- Swing trading has allowed hedge fund managers like Paul Tudor Jones II to make billions of dollars.
- Today, Nicholas Vardy explains what swing trading is and how you can you apply it to your portfolio.
Paul Tudor Jones II is one of the most successful hedge fund managers of all time.
Today, he ranks No. 320 on the Forbes 400 with a net worth of $5.1 billion.
How did Tudor Jones accumulate his vast fortune?
He did it primarily by generating profits in the stock market from short-term “swing trading.”
The good news is that – thanks to the explosion in computing power – today you, too, can replicate Tudor Jones’ swing trading success in your portfolio.
Let me explain…
So, Just What Is Swing Trading?
Whether the market is in a bullish or bearish trend, a stock will always fluctuate, or “swing,” around a longer-term or “primary” trend.

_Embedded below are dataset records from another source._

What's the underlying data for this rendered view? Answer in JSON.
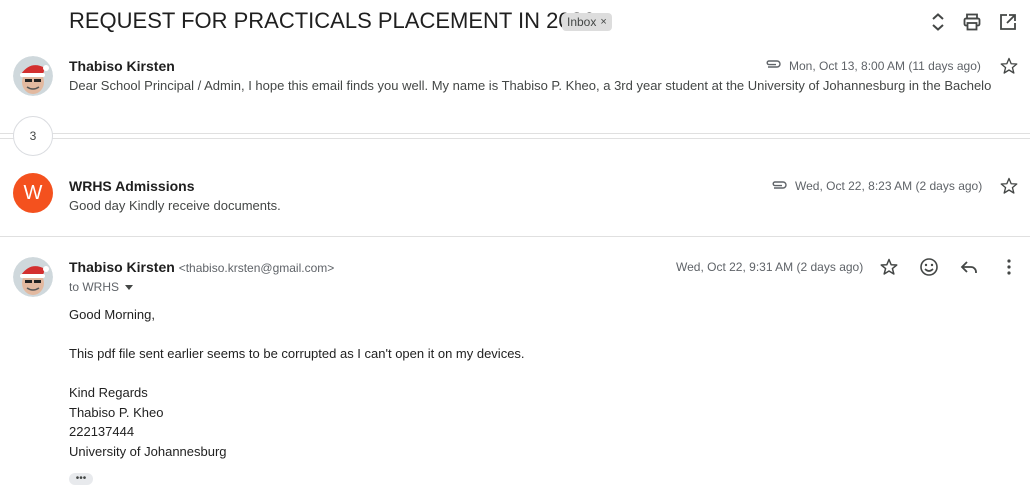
{
  "thread": {
    "subject": "REQUEST FOR PRACTICALS PLACEMENT IN 2026",
    "label_chip": "Inbox",
    "label_remove": "×",
    "collapsed_count": "3"
  },
  "messages": [
    {
      "sender": "Thabiso Kirsten",
      "date": "Mon, Oct 13, 8:00 AM (11 days ago)",
      "snippet": "Dear School Principal / Admin, I hope this email finds you well. My name is Thabiso P. Kheo, a 3rd year student at the University of Johannesburg in the Bachelo",
      "has_attachment": true,
      "avatar": "santa-hat-avatar"
    },
    {
      "sender": "WRHS Admissions",
      "avatar_letter": "W",
      "date": "Wed, Oct 22, 8:23 AM (2 days ago)",
      "snippet": "Good day Kindly receive documents.",
      "has_attachment": true,
      "avatar_color": "#f4511e"
    },
    {
      "sender": "Thabiso Kirsten",
      "email": "<thabiso.krsten@gmail.com>",
      "to": "to WRHS",
      "date": "Wed, Oct 22, 9:31 AM (2 days ago)",
      "body": [
        "Good Morning,",
        "This pdf file sent earlier seems to be corrupted as I can't open it on my devices.",
        "Kind Regards",
        "Thabiso P. Kheo",
        "222137444",
        "University of Johannesburg"
      ],
      "more": "•••",
      "avatar": "santa-hat-avatar"
    }
  ],
  "icons": {
    "expand": "unfold-icon",
    "print": "print-icon",
    "open_new": "open-in-new-icon",
    "star": "star-outline-icon",
    "emoji": "emoji-reaction-icon",
    "reply": "reply-icon",
    "more": "more-vert-icon",
    "attachment": "paperclip-icon"
  },
  "colors": {
    "accent_avatar": "#f4511e",
    "chip_bg": "#dddddd"
  }
}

Investors buy and sell stocks at the extremes, buying at the bottom and selling at the top.
But short-term price swings around the primary market trends allow swing traders to generate substantial gains while keeping their trades short, sweet and profitable.
This focus on short-term moves means that swing traders are only in the market between two and 10 days.
This approach also allows swing traders to make money no matter what the overall stock market is doing.
How to Spot a Market Bottom
Candlestick charts were initially developed in 18th-century Japan to track short-term movements in rice prices.
Today, they are an indispensable weapon in the arsenal of every successful swing trader.
Candlestick charts focus on the open, high, low, close and trading range of a stock each day. As such, they convey a lot more information than a standard stock chart.
Take a look at the chart for Chipotle (NYSE: CMG) – a well-known blue chip stock.
What you see here is swing trading in action.
As a swing trader, what you’re looking for is streaks – periods where every day is the same color.
Each of these bars represents ONE trading day.
The red bars tell you that sellers pushed the stock down for the day. Ten consecutive red bars tell you that traders pushed the price down for 10 straight days.
See the green bar in the middle?
That’s what I call a “reversal.” It means the buyers are about to swing the stock back in the other direction.
And sure enough… What happened? The stock swung back up into the green.
So all you had to do to profit was place an order to buy Chipotle when you saw the reversal.
Why Stocks Are So Predictable
You may be wondering how a major blue chip stock like Chipotle could be so predictable.
Blame the machines.
Computers drive up to 90% of trading on Wall Street today.
The computers determine when a stock is oversold in the short term… and then start buying.
They also determine when a stock is overbought… and start selling.
Computers drove the feedback loop that pushed Chipotle’s share price down for 10 straight days. These same computers drove an even more substantial rebound in Chipotle’s stock price.
Think of the drop in Chipotle’s stock price like the coiling of a spring. It can be compressed only so far before it rebounds, hitting new highs.
Your Edge Over Hedge Funds
Let me share with you two pieces of good news.
First, as a small investor, you have a massive advantage over the Tudor Joneses of the world.
That’s because you can turbocharge your returns by buying call options. Options allow you to generate double- and even triple-digit gains in a matter of days.
Second, swing trading takes less than 10 minutes a day.
Once you place a trade at the market open, you can forget about it.
Your work is done for the day. Play a round of golf. Spend some time with your kids. Go about your life.
After a few days, you book your profits. That’s all it takes!